TEATRO

 
Farsa de Inês Pereira
GIL VICENTE
 

Inês está concertada Pera casar com alguém?

MÃE
Até 'gora com ninguém Não é ela embaraçada.

LIANOR
Eu vos trago um casamento Em nome do anjo bento. Filha, não sei se vos praz.

INÊS
E quando, Lianor Vaz?

LIANOR
Eu vos trago aviamento.

INÊS
Porém, não hei-de casar Senão com homem avisado Ainda que pobre e pelado, Seja discreto em falar

LIANOR
Eu vos trago um bom marido, rico, honrado, conhecido. Diz que em camisa vos quer

INÊS
Primeiro eu hei-de saber Se é parvo, se sabido.

LIANOR
Nesta carta que aqui vem Pera vós, filha, d'amores, Veredes vós, minhas flores, A discrição que ele tem.

INÊS
Mostrai-ma cá, quero ver

LIANOR
Tomai. E sabedes vós ler?

MÃE
Hui! e ela sabe latim E gramática e alfaqui E tudo quanto ela quer!

INÊS
(lê a carta)

«Senhora amiga Inês Pereira, Pêro Marquez, vosso amigo, Que ora estou na nossa aldea, Mesmo na vossa mercea M'encomendo. E mais digo, Digo que benza-vos Deos, Que vos fez de tão bom jeito. Bom prazer e bom proveito Veja vossa mãe de vós.

Ainda que eu vos vi Est'outro dia folgar E não quisestes bailar, Nem cantar presente mi...»

INÊS
Na voda de seu avô, Ou onde me viu ora ele?
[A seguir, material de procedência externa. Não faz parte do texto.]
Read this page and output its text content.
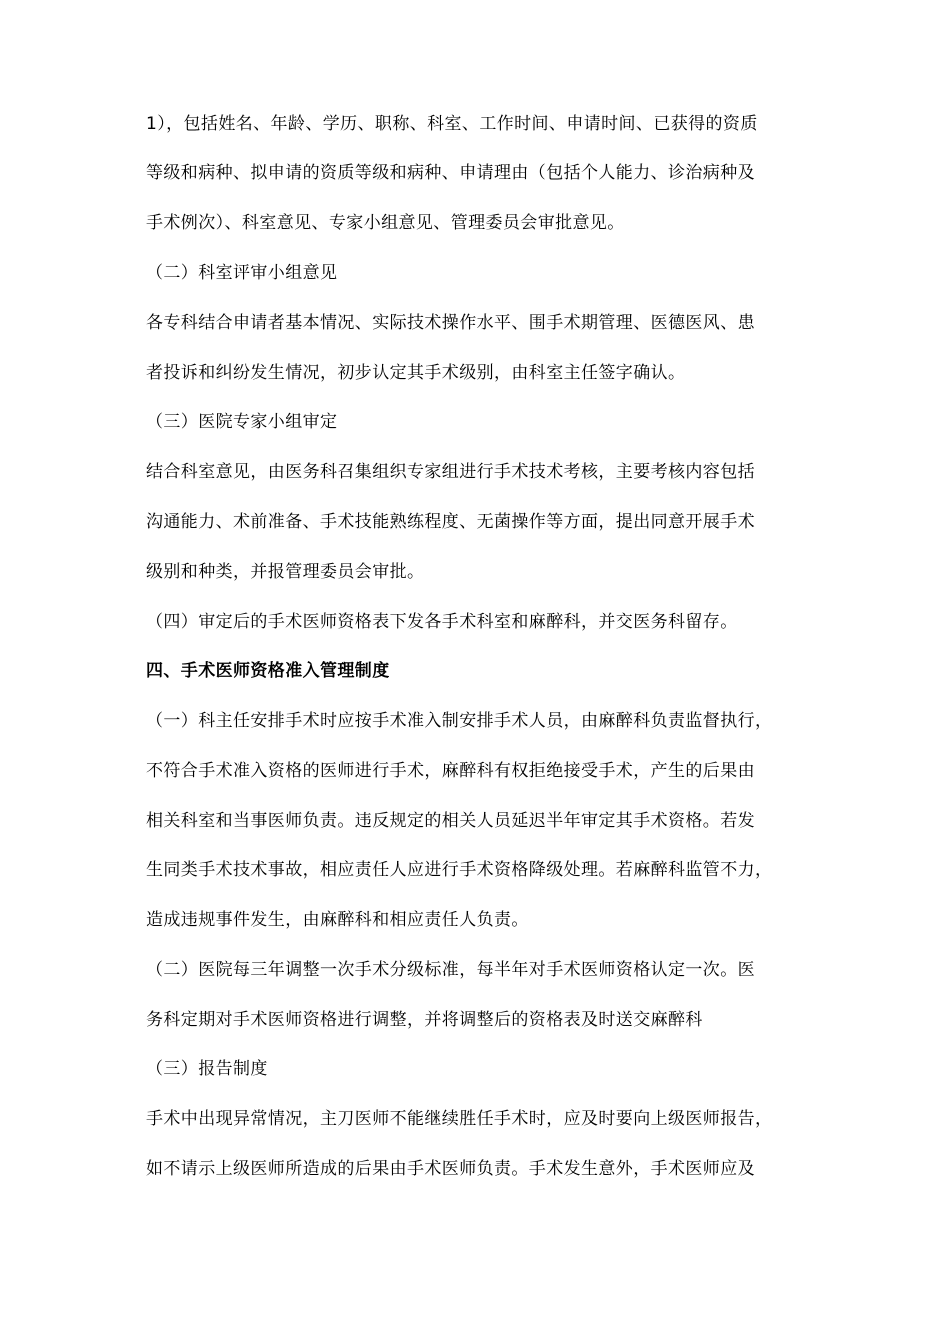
1），包括姓名、年龄、学历、职称、科室、工作时间、申请时间、已获得的资质
等级和病种、拟申请的资质等级和病种、申请理由（包括个人能力、诊治病种及
手术例次）、科室意见、专家小组意见、管理委员会审批意见。
（二）科室评审小组意见
各专科结合申请者基本情况、实际技术操作水平、围手术期管理、医德医风、患
者投诉和纠纷发生情况，初步认定其手术级别，由科室主任签字确认。
（三）医院专家小组审定
结合科室意见，由医务科召集组织专家组进行手术技术考核，主要考核内容包括
沟通能力、术前准备、手术技能熟练程度、无菌操作等方面，提出同意开展手术
级别和种类，并报管理委员会审批。
（四）审定后的手术医师资格表下发各手术科室和麻醉科，并交医务科留存。
四、手术医师资格准入管理制度
（一）科主任安排手术时应按手术准入制安排手术人员，由麻醉科负责监督执行，
不符合手术准入资格的医师进行手术，麻醉科有权拒绝接受手术，产生的后果由
相关科室和当事医师负责。违反规定的相关人员延迟半年审定其手术资格。若发
生同类手术技术事故，相应责任人应进行手术资格降级处理。若麻醉科监管不力，
造成违规事件发生，由麻醉科和相应责任人负责。
（二）医院每三年调整一次手术分级标准，每半年对手术医师资格认定一次。医
务科定期对手术医师资格进行调整，并将调整后的资格表及时送交麻醉科
（三）报告制度
手术中出现异常情况，主刀医师不能继续胜任手术时，应及时要向上级医师报告，
如不请示上级医师所造成的后果由手术医师负责。手术发生意外，手术医师应及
Lianor Vaz, este é ele?

LIANOR
Lede a carta sem dó, Que inda eu são contente dele.

Prossegue Inês Pereira a carta:

«Nem cantar presente mi. Pois Deos sabe a rebentinha Que me fizestes então. Ora, Inês, que hajais bênção De vosso pai e a minha, Que venha isto a concrusão. E rogo-vos como amiga, Que samicas vós sereis, Que de parte me faleis Antes que outrem vo-lo diga. E, se não fiais de mi, Esteja vossa mãe aí, E Lianor Vaz de presente.

Veremos se sois contente Que casemos na boa hora.»

INÊS
Des que nasci até agora Não vi tal vilão com'este, Nem tanto fora de mão!

LIANOR Não queirais ser tão senhora. Casa, filha, que te preste, Não percas a ocasião.

Queres casar a prazer No tempo d'agora, Inês? Antes casa, em que te pês, Que não é tempo d'escolher. Sempre eu ouvi dizer: «Ou seja sapo ou sapinho, Ou marido ou maridinho, Tenha o que houver mister.» Este é o certo caminho.

MÃE
Pardeus, amiga, essa é ela! «Mata o cavalo de sela E bom é o asno que me leva». Filha, «no Chão de Couce Quem não puder andar choute.» E: «mais quero eu quem m'adore Que quem faça com que chore». Chamá-lo-ei, Inês?

INÊS
Si.

Venha e veja-me a mi. Quero ver quando me vir Se perderá o presumir Logo em chegando aqui, Pera me fartar de rir.

MÃE
Touca-te, se cá vier Pois que pera casar anda.

INÊS
Essa é boa demanda! Cerimónias há mister Homem que tal carta manda? Eu o estou cá pintando: Sabeis, mãe, que eu adivinho? Deve ser um vilãozinho Ei-lo, se vem penteando: Será com algum ancinho?